DRE 7017 Mathematics, Ph.D.

Responsible for the course
Eivind Eriksen

Department of Economics

According to study plan

ECTS Credits

Language of instruction

Economic analysis is based on mathematical concepts and tools like functions
and optimization. This intensive course is designed to enhance the
mathematical knowledge of course participants in areas which are particularly
relevant for doctoral studies of economics and finance.

The course is designed for students in the following programmes:
Ph.D. specialisation in Economics
Ph.D. specialisation in Finance

Learning outcome
After completing the course, the student will be familiar with basic mathematical tools for economic analysis. The student will have developed skills in solving relevant problems.

Admission to a PhD Programme is a general requirement for participation in PhD courses at BI Norwegian Business School.

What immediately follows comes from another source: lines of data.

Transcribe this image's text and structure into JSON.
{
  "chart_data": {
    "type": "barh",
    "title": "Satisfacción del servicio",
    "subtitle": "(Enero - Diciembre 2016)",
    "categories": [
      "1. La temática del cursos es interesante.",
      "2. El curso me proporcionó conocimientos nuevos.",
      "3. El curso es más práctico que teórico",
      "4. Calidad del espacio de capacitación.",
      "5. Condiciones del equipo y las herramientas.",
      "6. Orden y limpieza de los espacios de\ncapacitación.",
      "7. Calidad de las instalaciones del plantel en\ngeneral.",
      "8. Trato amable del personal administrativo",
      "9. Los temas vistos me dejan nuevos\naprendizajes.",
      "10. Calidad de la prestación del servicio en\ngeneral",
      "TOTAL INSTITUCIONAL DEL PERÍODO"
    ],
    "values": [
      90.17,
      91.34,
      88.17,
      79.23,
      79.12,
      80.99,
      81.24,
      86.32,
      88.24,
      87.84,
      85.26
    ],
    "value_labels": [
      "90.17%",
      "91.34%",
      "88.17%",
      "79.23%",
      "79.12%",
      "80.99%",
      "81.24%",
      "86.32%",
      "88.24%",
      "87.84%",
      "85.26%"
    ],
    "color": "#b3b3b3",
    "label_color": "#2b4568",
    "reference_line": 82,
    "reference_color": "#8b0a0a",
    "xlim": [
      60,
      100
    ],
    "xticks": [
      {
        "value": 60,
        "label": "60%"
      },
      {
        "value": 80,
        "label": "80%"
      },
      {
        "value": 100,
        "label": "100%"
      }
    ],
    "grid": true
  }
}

External candidates are kindly asked to attach confirmation of admission to a PhD programme when signing up for a course with the doctoral administration. Candidates can be allowed to sit in on courses by approval of the course leader. Sitting in on courses does not permit registration for courses, handing in exams or gaining credits for the course. Course certificates or confirmation letters will not be issued for sitting in on courses.

Compulsory reading
Simon, Carl P. and Lawrence Blume. 1994. Mathematics for economists. Norton
Sydsæter, Knut ... [et al.]. 2014. Further mathematics for economic analysis. 3rd ed.. Financial Times/Prentice-Hall

During the course there may be hand-outs and other material on additional topics relevant for the course and the examination

Recommended reading

Course outline
The course will be based around the following topics:
- Sets and point set topology
- Vectors and linear algebra
- Real analysis in one and several variables
- Unconstrained and constrained optimization
- Correspondences and fixed points
- Differential equations and dynamical systems
- Control theory in continuous and discrete time

Computer-based tools
It's Learning. Mathematical software may be used during lectures for
illustration purposes.

Learning process and workload
There will be 20 teaching hours in the course. The course is taught through lectures and problem assignments.

3 hour written individual final exam.
The course will be graded on the ECTS scale: A - F.

Examination code(s)
DRE 70171 written exam accounts for 100% of the final grade in the course DRE 7017.

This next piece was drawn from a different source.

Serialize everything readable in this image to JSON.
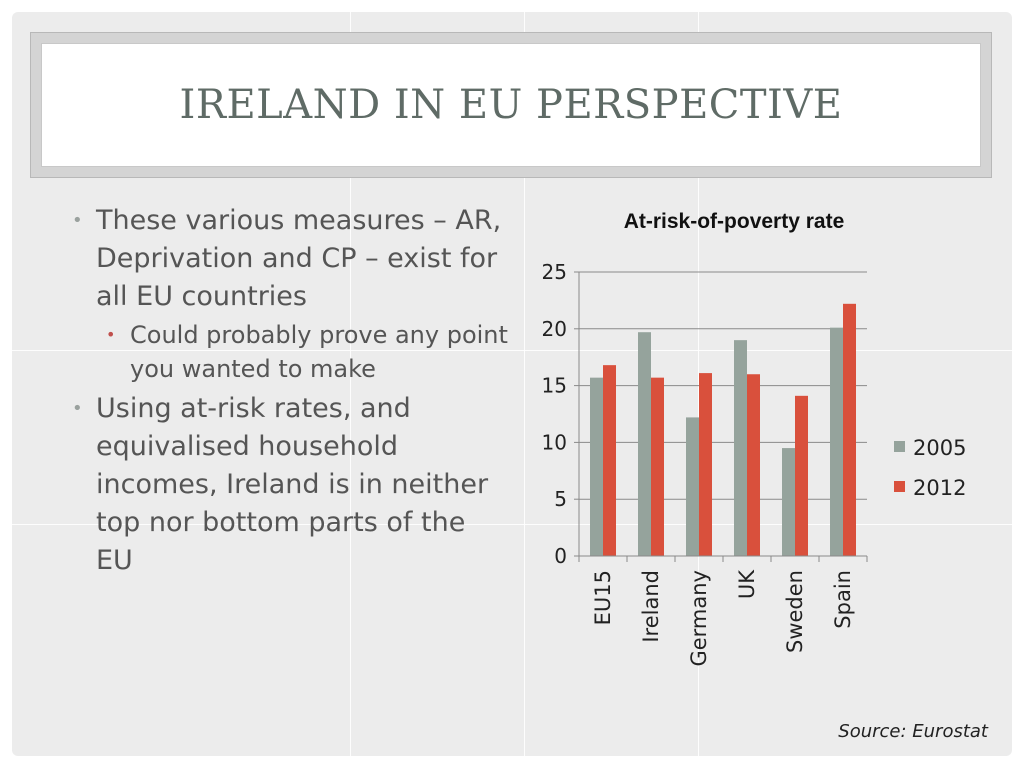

Examination support materials
A bilingual dictionary and BI-approved exam calculator. Examination support materials at written examiniations are explained under examination information in the student portal @bi. Please note use of calculator and dictionary in the section on support materials.

Re-sit examination
Re-takes are only possible at the next time a course will be held. When the course evaluation has a separate exam code for each part of the evaluation it is possible to retake parts of the evaluation. Otherwise, the whole course must be re-evaluated when a student wants to retake an exam.

Additional information
Honour Code
Academic honesty and trust are important to all of us as individuals, and represent values that are encouraged and promoted by the honor code system. This is a most significant university tradition. Students are responsible for familiarizing themselves with the ideals of the honor code system, to which the faculty are also deeply committed.

Any violation of the honor code will be dealt with in accordance with BI’s procedures for cheating. These issues are a serious matter to everyone associated with the programs at BI and are at the heart of the honor code and academic integrity. If you have any questions about your responsibilities under the honor code, please ask.